I'm hoping that the table below works correctly. I pulled the number and percentages of Influenza positives from the CDC Weekle Reports. The approximate sample size I calculated from the figures provided (they should be correct to within one or two people). The missing week is when the novel strain hit and they took a week of to regroup.
I'm not sure what we can really say about this, other than the fact that the numbers are increasing and that the percentages of positives in the last few weeks are larger than at the height of the normal flu season. To me, this latter point is the most important.
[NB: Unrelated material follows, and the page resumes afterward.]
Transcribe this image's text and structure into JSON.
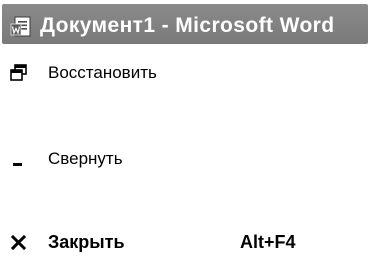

The number of people infected could be an artifect of increased surveillance, but the percentages (if the sampling is done correctly) should be about the same regardless of the number sampled (within certain minimum sample size requirements, of course).
Anyway, I hope you guys find this interesting.
Cheers!
— Lenn
Week Number % Positive Approx Samp
40 8 0.7% 1143
41 7 0.5% 1400
42 10 1.0% 1000
43 17 0.4% 4250
44 11 0.6% 1833
45 40 1.7% 2353
46 16 0.9% 1778
47 52 2.5% 2080
48 43 2.0% 2150
49 72 2.8% 2571
50 103 3.5% 2943
51 103 3.4% 3029
52 130 5.0% 2600
53 79 3.2% 2469
1 242 7.1% 3408
2 409 11.5% 3557
3 588 15.8% 3722
4 792 16.2% 4889
5 1154 20.6% 5602
6 1313 24.4% 5381
7 1405 24.6% 5711
8 1418 21.2% 6689
9 1252 23.0% 5443
10 1102 21.7% 5078
11 1104 21.4% 5159
12 722 16.8% 4298
13 348 12.3% 2829
14 259 9.0% 2878
15 151 6.2% 2435
16 MISSING MISSING MISSING
17 1892 13.2% 14333
18 1454 11.9% 12218
19 1074 15.1% 7113
20 1450 22.4% 6473
21 2074 31.1% 6669
22 2681 40.2% 6669
23 2765 38.7% 7145
Rats! Didn't replicate the table worth a darn. Sorry guys 🙁
— Lenn
H3N2…R.I.P or at least until our immunomemory dwindells.
H3N2…R.I.P or at least until our immunomemory dwindells.